A University of Michigan study published this past September found that patients with limited English proficiency are less likely to be given additional cancer care information when calling general hospital hotlines. This research was supported and funded by the Rogel Cancer Center.
In the study, the researchers hired six trained “investigators” who called different hospital information service lines speaking in English, Spanish or Mandarin — the most commonly spoken languages in the United States.
Researchers conducted the study over eight months, during which 1,296 calls were made to randomly selected hospitals from 12 demographically diverse states. The study specifically examined the responses from hospital information service lines; these calls are often the first step many people take to seek care rather than booking appointments with doctors.
In an interview with The Michigan Daily, Dr. Debbie Chen, co-author of the study and thyroid cancer researcher at Michigan Medicine, spoke on how language barriers can cause challenges in the first step of seeking care.
“Accessing information through a hospital phone line is one part of getting access to care,” Chen said. “If this is a language barrier in the beginning, imagine all of the downstream barriers that one could potentially encounter in their process of seeking care.”
Chen and the other researchers for the U-M study compared their findings to data collected in a 2005 audit study conducted by New York City’s Comptroller’s Office in which Spanish-speaking patients called the general hospital line. The New York Comptroller study found that Spanish-speaking callers were unable to get information from hospitals’ general information phone lines a third of the time and a lack of language access prevented the callers from scheduling appointments with a third of hospitals tested. The researchers compared the data using a ANOVA statistical analysis test, which determines differences between research results from two or more sample groups.
The analysis showed that Spanish-speaking and Mandarin-speaking callers were provided with the next steps to access cancer care 37.7% and 27.5% of the time, respectively. However, English-speaking callers were directed to the next steps 93.5% of the time and had longer calls compared to the non-English-speaking callers.
Researchers also found some hospital general information lines defaulted to an automatic message that is spoken only in English with no option to hear the message in another language. If no one responds to the automatic message, researchers found hospital hotlines that were studied will automatically disconnect, preventing those who cannot understand the automated message from receiving the necessary services. The study recommends that hospitals should connect those who do not respond to the automated message to a real person instead of disconnecting the call to overcome these language barriers. It also recommended that hospitals employ readily accessible interpreters to answer calls or translate automatic messages.
Mousumi Banerjee, co-author of the study and U-M research professor of biostatistics, spoke with The Daily about the added burden language barriers create for patients, particularly when it comes to interacting with automated messages.
“These patients already have emotional and financial burdens from navigating through a complex health condition and a cancer diagnosis,” Banerjee said. “To have this hidden language barrier on top of that just makes it even worse for the patients.”

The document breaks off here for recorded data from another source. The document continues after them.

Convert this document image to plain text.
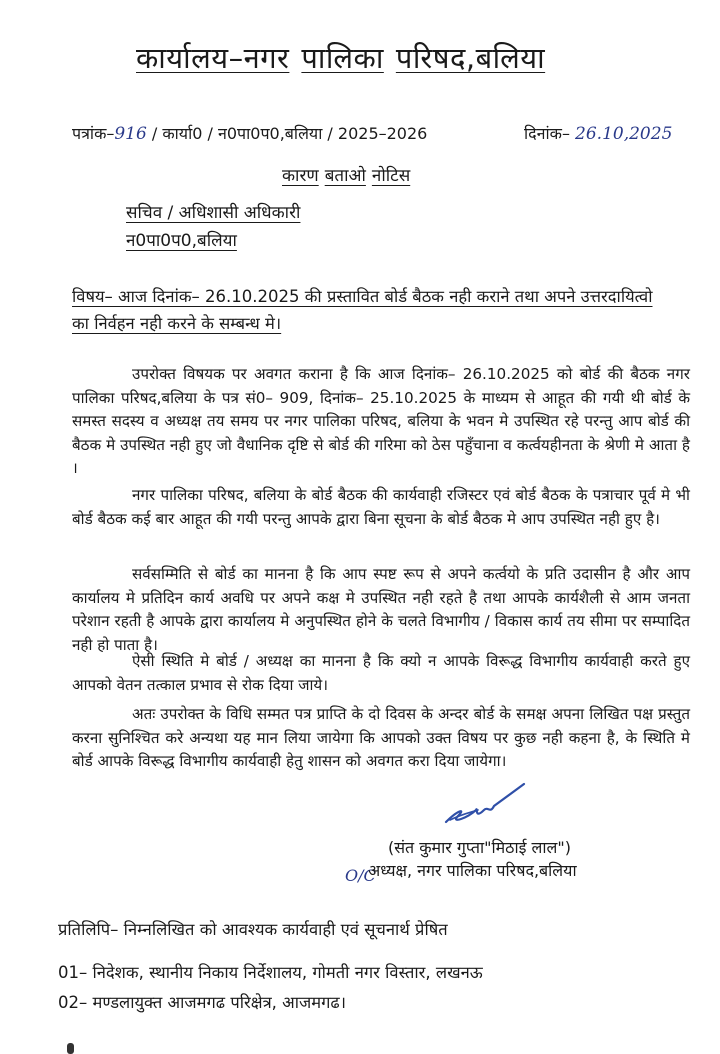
कार्यालय–नगर पालिका परिषद,बलिया
पत्रांक–916 / कार्या0 / न0पा0प0,बलिया / 2025–2026	दिनांक– 26.10,2025
कारण बताओ नोटिस
सचिव / अधिशासी अधिकारी
न0पा0प0,बलिया
विषय– आज दिनांक– 26.10.2025 की प्रस्तावित बोर्ड बैठक नही कराने तथा अपने उत्तरदायित्वो का निर्वहन नही करने के सम्बन्ध मे।
उपरोक्त विषयक पर अवगत कराना है कि आज दिनांक– 26.10.2025 को बोर्ड की बैठक नगर पालिका परिषद,बलिया के पत्र सं0– 909, दिनांक– 25.10.2025 के माध्यम से आहूत की गयी थी बोर्ड के समस्त सदस्य व अध्यक्ष तय समय पर नगर पालिका परिषद, बलिया के भवन मे उपस्थित रहे परन्तु आप बोर्ड की बैठक मे उपस्थित नही हुए जो वैधानिक दृष्टि से बोर्ड की गरिमा को ठेस पहुँचाना व कर्त्वयहीनता के श्रेणी मे आता है ।
नगर पालिका परिषद, बलिया के बोर्ड बैठक की कार्यवाही रजिस्टर एवं बोर्ड बैठक के पत्राचार पूर्व मे भी बोर्ड बैठक कई बार आहूत की गयी परन्तु आपके द्वारा बिना सूचना के बोर्ड बैठक मे आप उपस्थित नही हुए है।
सर्वसम्मिति से बोर्ड का मानना है कि आप स्पष्ट रूप से अपने कर्त्वयो के प्रति उदासीन है और आप कार्यालय मे प्रतिदिन कार्य अवधि पर अपने कक्ष मे उपस्थित नही रहते है तथा आपके कार्यशैली से आम जनता परेशान रहती है आपके द्वारा कार्यालय मे अनुपस्थित होने के चलते विभागीय / विकास कार्य तय सीमा पर सम्पादित नही हो पाता है।
ऐसी स्थिति मे बोर्ड / अध्यक्ष का मानना है कि क्यो न आपके विरूद्ध विभागीय कार्यवाही करते हुए आपको वेतन तत्काल प्रभाव से रोक दिया जाये।
अतः उपरोक्त के विधि सम्मत पत्र प्राप्ति के दो दिवस के अन्दर बोर्ड के समक्ष अपना लिखित पक्ष प्रस्तुत करना सुनिश्चित करे अन्यथा यह मान लिया जायेगा कि आपको उक्त विषय पर कुछ नही कहना है, के स्थिति मे बोर्ड आपके विरूद्ध विभागीय कार्यवाही हेतु शासन को अवगत करा दिया जायेगा।
(संत कुमार गुप्ता"मिठाई लाल")
O/C
अध्यक्ष, नगर पालिका परिषद,बलिया
प्रतिलिपि– निम्नलिखित को आवश्यक कार्यवाही एवं सूचनार्थ प्रेषित
01– निदेशक, स्थानीय निकाय निर्देशालय, गोमती नगर विस्तार, लखनऊ
02– मण्डलायुक्त आजमगढ परिक्षेत्र, आजमगढ।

Engineering senior Margaret Lasonde is the co-director of event execution for the American Cancer Society. ACS focuses on providing access to information and resources regarding cancer care. Lasonde spoke with The Daily in an interview about her reaction to hearing the results of the new U-M study.

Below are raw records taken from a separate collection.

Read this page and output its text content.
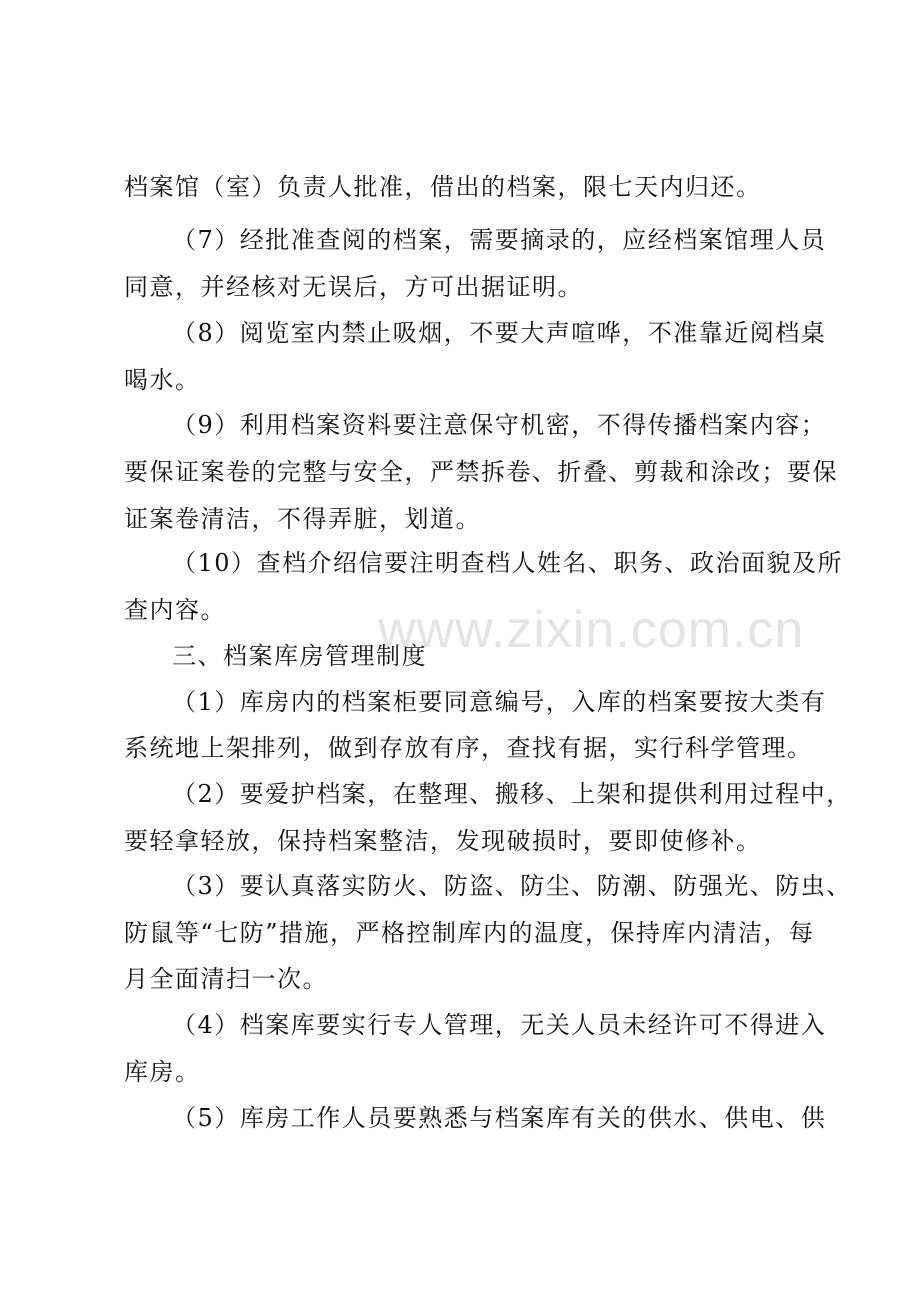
www.zixin.com.cn
档案馆（室）负责人批准，借出的档案，限七天内归还。
（7）经批准查阅的档案，需要摘录的，应经档案馆理人员
同意，并经核对无误后，方可出据证明。
（8）阅览室内禁止吸烟，不要大声喧哗，不准靠近阅档桌
喝水。
（9）利用档案资料要注意保守机密，不得传播档案内容；
要保证案卷的完整与安全，严禁拆卷、折叠、剪裁和涂改；要保
证案卷清洁，不得弄脏，划道。
（10）查档介绍信要注明查档人姓名、职务、政治面貌及所
查内容。
三、档案库房管理制度
（1）库房内的档案柜要同意编号，入库的档案要按大类有
系统地上架排列，做到存放有序，查找有据，实行科学管理。
（2）要爱护档案，在整理、搬移、上架和提供利用过程中，
要轻拿轻放，保持档案整洁，发现破损时，要即使修补。
（3）要认真落实防火、防盗、防尘、防潮、防强光、防虫、
防鼠等“七防”措施，严格控制库内的温度，保持库内清洁，每
月全面清扫一次。
（4）档案库要实行专人管理，无关人员未经许可不得进入
库房。
（5）库房工作人员要熟悉与档案库有关的供水、供电、供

“I believe that I could speak on behalf of everyone who is involved with the American Cancer Society that hearing the results from this study was incredibly difficult and frustrating to hear because we are working so hard to get cancer care information out there,” Lasonde said.
Chen said though there are no clear solutions to resolve this barrier at the moment, there are still crucial takeaways from this study. Chen said it felt like a success to add this study’s results to the dialogue about language barriers in cancer care access.
“There is not a simple solution to this language barrier, but I think, overall, there are some strategies that we can implement based on the study results,” Chen said. “This study highlights an understudied area that needs more funding and more research to provide and essentially create a system where patients with English proficiency have more access to equitable care.”
Daily News Reporter Emma Lapp can be reached at emmalapp@umich.edu.
Correction: A previous version of this article incorrectly stated automatic messages automatically disconnect only in Michigan hospitals. The automatic messages disconnect in the hospitals studied by Chen and other researchers around the U.S., not just in Michigan.